Мое спасение началось с капитана Осокина, который по лестнице забрался в палату с мотком веревки на плече — они с Леймином решили, что ужасно опасный спуск со второго этажа требует страховки. У меня не было сил спорить. Капитан скупо поклонился, передал пакет с одеждой: я, еле сдерживая зевоту, быстро ушла в ванную и переоделась в удобный спортивный костюм и ботинки. Когда я вернулась, Осокин попросил меня повернуться спиной и как-то по-особому обвязал крест-накрест под грудью и за плечи, не касаясь живота.

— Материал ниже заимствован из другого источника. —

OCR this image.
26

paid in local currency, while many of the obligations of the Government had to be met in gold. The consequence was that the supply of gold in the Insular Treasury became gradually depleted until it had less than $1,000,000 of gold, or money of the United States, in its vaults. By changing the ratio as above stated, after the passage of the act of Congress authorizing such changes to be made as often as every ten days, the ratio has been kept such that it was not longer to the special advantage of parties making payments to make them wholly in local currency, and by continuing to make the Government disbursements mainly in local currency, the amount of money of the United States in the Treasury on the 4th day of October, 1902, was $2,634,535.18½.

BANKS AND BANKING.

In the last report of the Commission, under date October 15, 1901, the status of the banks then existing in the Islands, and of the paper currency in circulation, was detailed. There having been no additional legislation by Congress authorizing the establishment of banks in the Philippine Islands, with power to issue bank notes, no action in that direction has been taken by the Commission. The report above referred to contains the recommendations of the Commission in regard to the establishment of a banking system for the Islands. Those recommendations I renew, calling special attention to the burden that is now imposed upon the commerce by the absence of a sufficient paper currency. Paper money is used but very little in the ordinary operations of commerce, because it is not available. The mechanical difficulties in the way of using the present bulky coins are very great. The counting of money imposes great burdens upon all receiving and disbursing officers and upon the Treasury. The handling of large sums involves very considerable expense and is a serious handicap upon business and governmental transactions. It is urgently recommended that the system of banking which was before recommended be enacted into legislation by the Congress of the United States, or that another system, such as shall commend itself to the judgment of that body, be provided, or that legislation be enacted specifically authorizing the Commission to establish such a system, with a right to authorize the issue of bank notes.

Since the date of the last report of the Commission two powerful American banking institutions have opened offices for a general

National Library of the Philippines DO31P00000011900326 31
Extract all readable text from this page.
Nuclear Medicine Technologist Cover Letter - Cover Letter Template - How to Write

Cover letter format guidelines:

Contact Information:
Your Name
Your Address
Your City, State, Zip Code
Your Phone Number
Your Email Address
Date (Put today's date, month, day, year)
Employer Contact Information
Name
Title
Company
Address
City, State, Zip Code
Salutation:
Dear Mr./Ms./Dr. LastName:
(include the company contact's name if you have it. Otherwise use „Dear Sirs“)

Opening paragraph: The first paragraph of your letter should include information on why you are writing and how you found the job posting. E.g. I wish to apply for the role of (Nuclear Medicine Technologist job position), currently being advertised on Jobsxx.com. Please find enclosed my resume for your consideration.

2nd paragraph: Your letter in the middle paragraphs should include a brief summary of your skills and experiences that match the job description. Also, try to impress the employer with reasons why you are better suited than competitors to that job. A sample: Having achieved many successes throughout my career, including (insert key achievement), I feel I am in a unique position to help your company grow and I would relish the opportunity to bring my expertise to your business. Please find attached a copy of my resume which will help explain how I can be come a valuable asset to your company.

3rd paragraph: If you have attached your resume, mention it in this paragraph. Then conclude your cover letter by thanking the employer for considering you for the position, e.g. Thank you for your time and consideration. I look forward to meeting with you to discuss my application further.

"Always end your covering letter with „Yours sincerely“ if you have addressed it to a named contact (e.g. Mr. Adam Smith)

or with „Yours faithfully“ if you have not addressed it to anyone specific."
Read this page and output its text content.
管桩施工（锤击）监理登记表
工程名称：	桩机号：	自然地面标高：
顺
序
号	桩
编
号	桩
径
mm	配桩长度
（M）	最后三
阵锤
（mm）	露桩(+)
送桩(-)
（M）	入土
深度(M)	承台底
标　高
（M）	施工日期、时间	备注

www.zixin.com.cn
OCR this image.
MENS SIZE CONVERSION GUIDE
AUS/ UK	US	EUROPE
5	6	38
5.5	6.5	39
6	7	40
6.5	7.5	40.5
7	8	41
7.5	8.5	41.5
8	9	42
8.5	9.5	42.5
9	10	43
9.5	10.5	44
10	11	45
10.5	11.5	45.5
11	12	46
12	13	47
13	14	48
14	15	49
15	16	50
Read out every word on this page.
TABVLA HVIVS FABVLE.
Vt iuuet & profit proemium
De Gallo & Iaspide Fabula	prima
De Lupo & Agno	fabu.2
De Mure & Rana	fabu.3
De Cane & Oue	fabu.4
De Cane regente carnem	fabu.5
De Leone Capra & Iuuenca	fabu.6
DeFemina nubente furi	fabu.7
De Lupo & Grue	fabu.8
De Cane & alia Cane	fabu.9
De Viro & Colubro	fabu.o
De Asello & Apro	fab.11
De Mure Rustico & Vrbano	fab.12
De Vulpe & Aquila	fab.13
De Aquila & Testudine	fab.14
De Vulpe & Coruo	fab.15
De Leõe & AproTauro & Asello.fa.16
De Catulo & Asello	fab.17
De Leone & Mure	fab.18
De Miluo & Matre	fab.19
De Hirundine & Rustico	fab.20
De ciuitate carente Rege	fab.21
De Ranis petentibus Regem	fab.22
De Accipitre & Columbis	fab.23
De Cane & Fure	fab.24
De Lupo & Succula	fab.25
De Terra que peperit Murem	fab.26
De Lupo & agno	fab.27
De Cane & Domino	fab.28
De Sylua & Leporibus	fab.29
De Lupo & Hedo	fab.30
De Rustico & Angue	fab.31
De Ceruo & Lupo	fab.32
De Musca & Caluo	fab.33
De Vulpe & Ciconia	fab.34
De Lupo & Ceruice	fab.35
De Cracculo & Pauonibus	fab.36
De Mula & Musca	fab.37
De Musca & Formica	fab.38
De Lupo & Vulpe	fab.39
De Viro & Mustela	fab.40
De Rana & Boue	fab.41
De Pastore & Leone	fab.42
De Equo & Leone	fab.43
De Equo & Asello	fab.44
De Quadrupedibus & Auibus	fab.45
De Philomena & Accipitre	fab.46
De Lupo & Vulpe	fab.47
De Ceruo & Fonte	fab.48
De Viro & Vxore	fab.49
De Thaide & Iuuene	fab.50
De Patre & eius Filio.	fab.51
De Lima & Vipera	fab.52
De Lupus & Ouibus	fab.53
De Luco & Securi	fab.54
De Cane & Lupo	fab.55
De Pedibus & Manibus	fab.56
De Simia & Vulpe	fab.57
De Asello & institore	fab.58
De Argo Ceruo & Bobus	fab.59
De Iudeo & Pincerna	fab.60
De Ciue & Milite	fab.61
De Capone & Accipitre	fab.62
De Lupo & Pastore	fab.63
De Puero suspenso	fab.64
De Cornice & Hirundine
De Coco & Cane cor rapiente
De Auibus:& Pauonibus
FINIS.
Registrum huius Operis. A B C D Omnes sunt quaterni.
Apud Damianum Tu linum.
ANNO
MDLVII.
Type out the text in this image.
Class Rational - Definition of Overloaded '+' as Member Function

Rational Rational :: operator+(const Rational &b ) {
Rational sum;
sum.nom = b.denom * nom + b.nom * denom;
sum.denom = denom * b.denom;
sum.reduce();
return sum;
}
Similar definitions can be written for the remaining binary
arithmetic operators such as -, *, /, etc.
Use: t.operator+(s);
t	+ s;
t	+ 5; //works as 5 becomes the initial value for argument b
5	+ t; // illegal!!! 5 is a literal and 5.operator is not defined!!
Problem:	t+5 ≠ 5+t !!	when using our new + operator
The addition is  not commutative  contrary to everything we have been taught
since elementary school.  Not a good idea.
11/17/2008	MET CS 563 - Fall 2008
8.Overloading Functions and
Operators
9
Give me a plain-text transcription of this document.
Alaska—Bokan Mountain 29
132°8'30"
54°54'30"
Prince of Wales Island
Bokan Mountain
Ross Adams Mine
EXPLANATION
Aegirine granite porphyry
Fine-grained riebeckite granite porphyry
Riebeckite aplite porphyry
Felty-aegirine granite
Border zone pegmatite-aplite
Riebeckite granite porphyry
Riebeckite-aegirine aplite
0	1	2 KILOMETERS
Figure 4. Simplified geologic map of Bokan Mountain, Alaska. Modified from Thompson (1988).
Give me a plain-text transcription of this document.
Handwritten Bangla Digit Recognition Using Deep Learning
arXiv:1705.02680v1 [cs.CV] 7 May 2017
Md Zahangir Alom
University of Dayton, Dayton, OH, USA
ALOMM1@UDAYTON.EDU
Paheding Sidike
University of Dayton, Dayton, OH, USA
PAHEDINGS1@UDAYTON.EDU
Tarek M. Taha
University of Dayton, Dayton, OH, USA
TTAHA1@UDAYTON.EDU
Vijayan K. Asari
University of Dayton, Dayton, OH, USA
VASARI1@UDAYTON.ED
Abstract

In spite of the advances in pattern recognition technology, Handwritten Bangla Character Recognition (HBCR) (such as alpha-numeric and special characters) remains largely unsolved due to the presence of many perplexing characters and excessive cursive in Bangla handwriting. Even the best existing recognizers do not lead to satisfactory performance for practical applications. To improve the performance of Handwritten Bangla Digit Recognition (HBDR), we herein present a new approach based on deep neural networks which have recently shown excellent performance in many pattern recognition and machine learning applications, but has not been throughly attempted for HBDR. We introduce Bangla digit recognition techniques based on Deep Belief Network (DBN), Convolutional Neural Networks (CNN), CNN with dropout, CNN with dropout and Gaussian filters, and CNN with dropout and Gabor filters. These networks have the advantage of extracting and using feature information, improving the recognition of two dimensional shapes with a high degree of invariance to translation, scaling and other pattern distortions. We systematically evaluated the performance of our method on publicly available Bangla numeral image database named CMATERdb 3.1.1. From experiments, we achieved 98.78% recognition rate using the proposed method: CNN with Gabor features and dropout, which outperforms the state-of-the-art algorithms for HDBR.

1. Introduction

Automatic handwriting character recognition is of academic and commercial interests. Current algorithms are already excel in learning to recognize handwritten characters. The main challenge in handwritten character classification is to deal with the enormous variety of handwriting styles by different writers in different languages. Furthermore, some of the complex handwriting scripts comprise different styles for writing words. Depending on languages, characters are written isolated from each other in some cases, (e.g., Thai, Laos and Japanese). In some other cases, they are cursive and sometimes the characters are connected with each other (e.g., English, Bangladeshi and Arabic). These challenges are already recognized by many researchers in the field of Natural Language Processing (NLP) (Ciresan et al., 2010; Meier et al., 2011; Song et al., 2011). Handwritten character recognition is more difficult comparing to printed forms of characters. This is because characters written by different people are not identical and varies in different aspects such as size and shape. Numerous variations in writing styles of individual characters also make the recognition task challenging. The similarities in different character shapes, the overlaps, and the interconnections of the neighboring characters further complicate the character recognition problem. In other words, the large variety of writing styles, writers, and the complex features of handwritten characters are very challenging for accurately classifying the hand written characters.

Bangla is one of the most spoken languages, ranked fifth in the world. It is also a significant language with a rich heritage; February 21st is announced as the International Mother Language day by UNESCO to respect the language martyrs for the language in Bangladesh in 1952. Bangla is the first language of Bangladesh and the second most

Я, конечно, чувствовала себя виноватой и, как обычно, собиралась с духом, чтобы извиниться.

— Андрей Юрьевич, — решилась я, когда он проверял надежность узлов. — Вы должны знать, что я не собиралась использовать подчинение, это вышло нечаянно. Я никогда этого не делала и не думала, что умею…

Капитан, не глядя на меня, дергал узлы. Наконец поднял глаза, отступил на шаг, хрустя пластиком под ботинками и накручивая второй конец веревки петлями на локоть.

— Я обязан за вас отдать жизнь, — сказал он сухо, — а не только свободу воли. Вышло так, что вы спасли Вейн, и при этом себе навредили куда больше, чем мне. Разве после этого я имею право что-то говорить?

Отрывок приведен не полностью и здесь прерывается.